Thursday, August 29, 2013

BETTER LATE THAN NEVER

Surviving Auschwitz guards facing prosecution for complicity in the extermination of 960,000 Jews at the notorious death camp

Most of the survivors are in their 90s and many people will say they should be left alone. But the scope of the Nazi’s Final Solution extermination of Jews was so enormous that the perpetrators, regardless of age, should not be allowed to escape justice.

OVER 40 AUSCHWITZ GUARDS ‘TO FACE GERMAN JUSTICE’

AFP
August 27, 2013

BERLIN — German investigators into Nazi war crimes will send the files of more than 40 former Auschwitz death camp personnel to state prosecutors from next month, a newspaper reported Tuesday.

Most of the suspects are aged in their 90s and they live in all parts of Germany including the former communist East, chief investigator Kurt Schrimm told the Tageszeitung.

The list of alleged guards at the concentration and extermination camp in what was Nazi-occupied Poland initially contained 50 names, but some of them have since died.
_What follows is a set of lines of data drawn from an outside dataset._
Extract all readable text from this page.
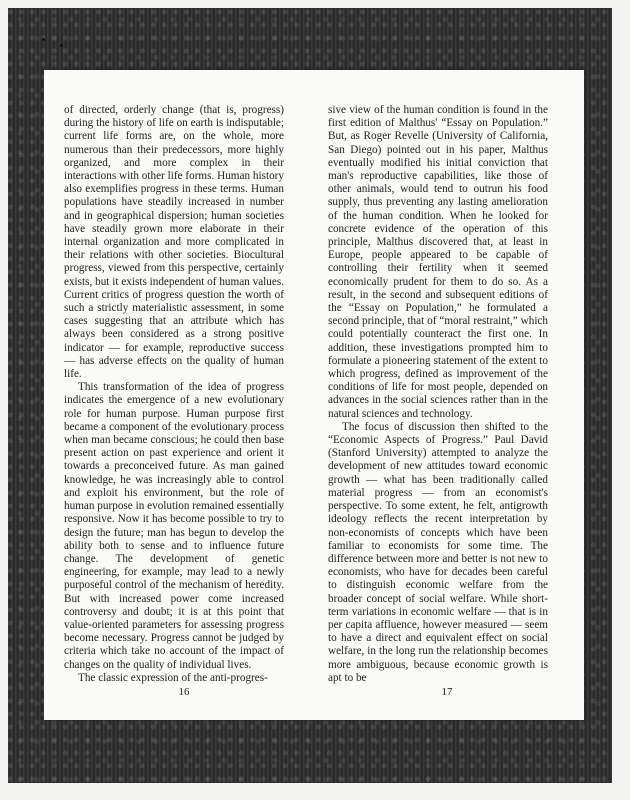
of directed, orderly change (that is, progress) during the history of life on earth is indisputable; current life forms are, on the whole, more numerous than their predecessors, more highly organized, and more complex in their interactions with other life forms. Human history also exemplifies progress in these terms. Human populations have steadily increased in number and in geographical dispersion; human societies have steadily grown more elaborate in their internal organization and more complicated in their relations with other societies. Biocultural progress, viewed from this perspective, certainly exists, but it exists independent of human values. Current critics of progress question the worth of such a strictly materialistic assessment, in some cases suggesting that an attribute which has always been considered as a strong positive indicator — for example, reproductive success — has adverse effects on the quality of human life.

This transformation of the idea of progress indicates the emergence of a new evolutionary role for human purpose. Human purpose first became a component of the evolutionary process when man became conscious; he could then base present action on past experience and orient it towards a preconceived future. As man gained knowledge, he was increasingly able to control and exploit his environment, but the role of human purpose in evolution remained essentially responsive. Now it has become possible to try to design the future; man has begun to develop the ability both to sense and to influence future change. The development of genetic engineering, for example, may lead to a newly purposeful control of the mechanism of heredity. But with increased power come increased controversy and doubt; it is at this point that value-oriented parameters for assessing progress become necessary. Progress cannot be judged by criteria which take no account of the impact of changes on the quality of individual lives.

The classic expression of the anti-progres-

sive view of the human condition is found in the first edition of Malthus' “Essay on Population.” But, as Roger Revelle (University of California, San Diego) pointed out in his paper, Malthus eventually modified his initial conviction that man's reproductive capabilities, like those of other animals, would tend to outrun his food supply, thus preventing any lasting amelioration of the human condition. When he looked for concrete evidence of the operation of this principle, Malthus discovered that, at least in Europe, people appeared to be capable of controlling their fertility when it seemed economically prudent for them to do so. As a result, in the second and subsequent editions of the “Essay on Population,” he formulated a second principle, that of “moral restraint,” which could potentially counteract the first one. In addition, these investigations prompted him to formulate a pioneering statement of the extent to which progress, defined as improvement of the conditions of life for most people, depended on advances in the social sciences rather than in the natural sciences and technology.

The focus of discussion then shifted to the “Economic Aspects of Progress.” Paul David (Stanford University) attempted to analyze the development of new attitudes toward economic growth — what has been traditionally called material progress — from an economist's perspective. To some extent, he felt, antigrowth ideology reflects the recent interpretation by non-economists of concepts which have been familiar to economists for some time. The difference between more and better is not new to economists, who have for decades been careful to distinguish economic welfare from the broader concept of social welfare. While short-term variations in economic welfare — that is in per capita affluence, however measured — seem to have a direct and equivalent effect on social welfare, in the long run the relationship becomes more ambiguous, because economic growth is apt to be

16	17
"These accused have so far not been informed" that they are now in the crosshairs of justice, said Schrimm, senior prosecutor at the Central Office for Resolving National Socialist Crimes.

More than 6,000 SS personnel served at Auschwitz, where about 1.1 million Jews, Roma and Sinti and members of other persecuted groups died in gas chambers or of forced labour, sickness and starvation.

For over 60 years German courts only prosecuted Nazi war criminals if evidence showed they had personally committed atrocities, but since a 2011 landmark case all former camp guards can be tried.

In that year a Munich court sentenced John Demjanjuk to five years in prison for complicity in the extermination of more than 28,000 Jews at the Sobibor camp, where he had served as a guard.

The investigative office, set up in 1958, has carried out more than 7,000 probes but has no powers to charge suspects itself. Instead it sends case files to regional prosecutors who then decide whether to pursue suspects, who must also be judged fit to stand trial by the courts.